I am new to VTune and I am using it to analyse a simple algorithm like finding min and max of a large array. I used the microarchitecture exploration mode hoping to investigate if it is memory bound or front end bound. So in this situation, what does it mean to be 100% core bound? Or more likely, what am I doing wrong while measuring?

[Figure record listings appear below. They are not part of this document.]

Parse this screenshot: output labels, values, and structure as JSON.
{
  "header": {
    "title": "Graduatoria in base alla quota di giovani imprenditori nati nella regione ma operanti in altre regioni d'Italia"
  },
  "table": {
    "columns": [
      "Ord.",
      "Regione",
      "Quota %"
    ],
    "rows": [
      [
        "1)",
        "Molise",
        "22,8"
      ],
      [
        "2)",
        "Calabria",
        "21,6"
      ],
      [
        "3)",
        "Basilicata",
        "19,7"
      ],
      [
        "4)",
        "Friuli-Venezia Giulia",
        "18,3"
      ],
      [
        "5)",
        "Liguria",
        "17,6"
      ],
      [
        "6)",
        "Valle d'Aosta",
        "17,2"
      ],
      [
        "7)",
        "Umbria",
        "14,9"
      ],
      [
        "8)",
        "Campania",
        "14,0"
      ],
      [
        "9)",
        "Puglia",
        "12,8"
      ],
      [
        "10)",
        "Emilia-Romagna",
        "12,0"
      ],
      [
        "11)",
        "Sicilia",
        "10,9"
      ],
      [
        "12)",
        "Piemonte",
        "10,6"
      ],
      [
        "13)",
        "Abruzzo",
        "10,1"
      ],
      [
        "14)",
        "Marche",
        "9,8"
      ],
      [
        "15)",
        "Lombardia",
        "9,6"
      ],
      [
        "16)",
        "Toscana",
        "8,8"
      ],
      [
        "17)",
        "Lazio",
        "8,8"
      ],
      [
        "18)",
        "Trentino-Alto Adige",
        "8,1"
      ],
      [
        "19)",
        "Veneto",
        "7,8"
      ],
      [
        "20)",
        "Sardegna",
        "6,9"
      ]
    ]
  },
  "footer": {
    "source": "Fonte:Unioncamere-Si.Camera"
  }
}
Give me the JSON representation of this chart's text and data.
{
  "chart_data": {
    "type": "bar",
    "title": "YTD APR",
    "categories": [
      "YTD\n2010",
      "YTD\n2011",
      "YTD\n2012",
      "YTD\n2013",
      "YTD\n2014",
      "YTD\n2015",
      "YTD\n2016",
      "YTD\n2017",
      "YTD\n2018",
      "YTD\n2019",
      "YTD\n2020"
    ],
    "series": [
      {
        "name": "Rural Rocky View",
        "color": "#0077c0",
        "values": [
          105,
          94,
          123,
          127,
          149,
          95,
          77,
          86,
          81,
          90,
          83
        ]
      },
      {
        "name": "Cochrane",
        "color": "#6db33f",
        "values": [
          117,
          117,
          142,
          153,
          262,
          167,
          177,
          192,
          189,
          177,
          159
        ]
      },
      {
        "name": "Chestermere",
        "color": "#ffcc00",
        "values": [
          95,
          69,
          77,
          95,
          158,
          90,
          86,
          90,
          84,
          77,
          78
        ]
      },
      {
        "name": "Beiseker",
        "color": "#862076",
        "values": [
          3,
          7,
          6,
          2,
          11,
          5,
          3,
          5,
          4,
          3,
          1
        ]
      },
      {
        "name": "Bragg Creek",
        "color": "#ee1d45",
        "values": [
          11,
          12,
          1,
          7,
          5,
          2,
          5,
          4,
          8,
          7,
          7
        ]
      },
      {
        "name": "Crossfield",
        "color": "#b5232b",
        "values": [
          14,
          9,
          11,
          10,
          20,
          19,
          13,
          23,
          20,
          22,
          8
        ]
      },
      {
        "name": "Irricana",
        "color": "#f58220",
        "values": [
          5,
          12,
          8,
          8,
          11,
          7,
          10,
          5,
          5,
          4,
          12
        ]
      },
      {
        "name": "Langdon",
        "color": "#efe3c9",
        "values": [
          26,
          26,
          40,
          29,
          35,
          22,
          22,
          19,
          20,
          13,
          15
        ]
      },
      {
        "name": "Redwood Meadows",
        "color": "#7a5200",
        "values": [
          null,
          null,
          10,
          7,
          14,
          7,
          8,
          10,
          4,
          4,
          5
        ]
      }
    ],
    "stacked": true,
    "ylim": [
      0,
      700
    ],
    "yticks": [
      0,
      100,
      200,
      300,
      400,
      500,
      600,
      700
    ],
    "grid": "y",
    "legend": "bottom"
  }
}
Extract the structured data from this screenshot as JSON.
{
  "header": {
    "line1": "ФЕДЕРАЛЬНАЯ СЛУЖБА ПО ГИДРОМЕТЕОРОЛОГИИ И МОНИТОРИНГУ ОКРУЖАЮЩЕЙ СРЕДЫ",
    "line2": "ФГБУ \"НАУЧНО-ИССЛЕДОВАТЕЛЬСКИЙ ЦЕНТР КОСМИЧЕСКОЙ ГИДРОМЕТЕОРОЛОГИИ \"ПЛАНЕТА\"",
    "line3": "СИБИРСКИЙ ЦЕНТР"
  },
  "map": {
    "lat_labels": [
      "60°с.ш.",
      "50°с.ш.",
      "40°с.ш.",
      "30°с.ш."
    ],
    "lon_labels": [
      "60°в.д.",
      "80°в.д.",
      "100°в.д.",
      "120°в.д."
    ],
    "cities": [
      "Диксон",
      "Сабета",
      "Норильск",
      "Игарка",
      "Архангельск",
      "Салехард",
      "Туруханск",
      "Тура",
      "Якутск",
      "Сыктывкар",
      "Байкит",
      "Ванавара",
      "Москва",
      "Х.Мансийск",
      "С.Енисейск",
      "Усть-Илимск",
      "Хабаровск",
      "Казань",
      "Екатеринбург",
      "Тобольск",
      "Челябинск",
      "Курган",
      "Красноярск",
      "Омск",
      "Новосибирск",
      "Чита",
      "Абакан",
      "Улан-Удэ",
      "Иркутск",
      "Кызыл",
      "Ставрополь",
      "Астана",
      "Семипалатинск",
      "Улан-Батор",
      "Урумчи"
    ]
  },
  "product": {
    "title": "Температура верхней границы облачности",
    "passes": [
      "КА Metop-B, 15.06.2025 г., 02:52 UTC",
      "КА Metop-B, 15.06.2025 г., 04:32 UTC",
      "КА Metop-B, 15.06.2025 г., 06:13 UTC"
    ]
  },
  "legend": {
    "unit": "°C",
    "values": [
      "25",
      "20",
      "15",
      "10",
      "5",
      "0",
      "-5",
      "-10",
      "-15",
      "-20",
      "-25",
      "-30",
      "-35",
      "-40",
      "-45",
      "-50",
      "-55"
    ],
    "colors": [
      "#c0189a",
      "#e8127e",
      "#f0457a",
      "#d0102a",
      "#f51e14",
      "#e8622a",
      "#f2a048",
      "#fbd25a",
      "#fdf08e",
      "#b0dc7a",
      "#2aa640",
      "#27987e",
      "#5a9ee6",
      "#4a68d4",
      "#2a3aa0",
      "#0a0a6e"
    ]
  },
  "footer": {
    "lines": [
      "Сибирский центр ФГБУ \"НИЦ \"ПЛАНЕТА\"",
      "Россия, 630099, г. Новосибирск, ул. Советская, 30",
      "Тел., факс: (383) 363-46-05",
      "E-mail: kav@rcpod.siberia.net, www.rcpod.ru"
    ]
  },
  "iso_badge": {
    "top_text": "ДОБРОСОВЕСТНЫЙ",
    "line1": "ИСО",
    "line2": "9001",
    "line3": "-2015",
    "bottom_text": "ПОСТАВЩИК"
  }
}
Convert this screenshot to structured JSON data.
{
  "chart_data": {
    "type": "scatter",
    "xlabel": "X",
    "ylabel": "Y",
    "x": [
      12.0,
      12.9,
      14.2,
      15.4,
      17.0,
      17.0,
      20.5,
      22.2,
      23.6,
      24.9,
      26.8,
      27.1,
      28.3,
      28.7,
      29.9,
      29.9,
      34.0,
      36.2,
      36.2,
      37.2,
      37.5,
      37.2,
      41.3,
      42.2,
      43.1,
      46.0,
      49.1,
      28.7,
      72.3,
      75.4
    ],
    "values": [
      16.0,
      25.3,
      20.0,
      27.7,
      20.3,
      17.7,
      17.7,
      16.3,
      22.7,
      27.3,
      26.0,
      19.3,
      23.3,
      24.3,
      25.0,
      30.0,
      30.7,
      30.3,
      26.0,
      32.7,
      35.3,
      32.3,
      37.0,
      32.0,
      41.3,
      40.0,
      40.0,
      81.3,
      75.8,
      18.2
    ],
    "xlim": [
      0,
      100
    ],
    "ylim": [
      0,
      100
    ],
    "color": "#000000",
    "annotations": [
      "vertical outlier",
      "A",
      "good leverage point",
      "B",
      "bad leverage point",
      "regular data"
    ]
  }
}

Sorry if I am asking a stupid question and thank you for taking the time to read my question.
Other info:
Linux kernel version: 4.14.81.bm.21-amd64
LSB: Debian GNU/Linux 9.12 (stretch)
Model name: Intel(R) Xeon(R) Gold 6130 CPU @ 2.10GHz (Skylake)
Code I am running, the source array can go up to 1GB (== source size of 2^28 as each data is 4 bytes):
__attribute__((noinline)) void findMinMax(int32_t *src, uint32_t src_size, int32_t &min, int32_t &max) { min = src[0]; max = src[0]; for (int i = 1; i < src_size; i++) { auto current = src[i]; if (current < min) { min = current; } if (current > max) { max = current; } } }
The executable is also compiled using GCC 9.3 with -O3 flag. I also have tried different levels of optimisation flags, including no optimisation flag, and all of them yield 100% core bound.
I also have tried on various other simple algorithms and they seem to give the same 100% core bound issue.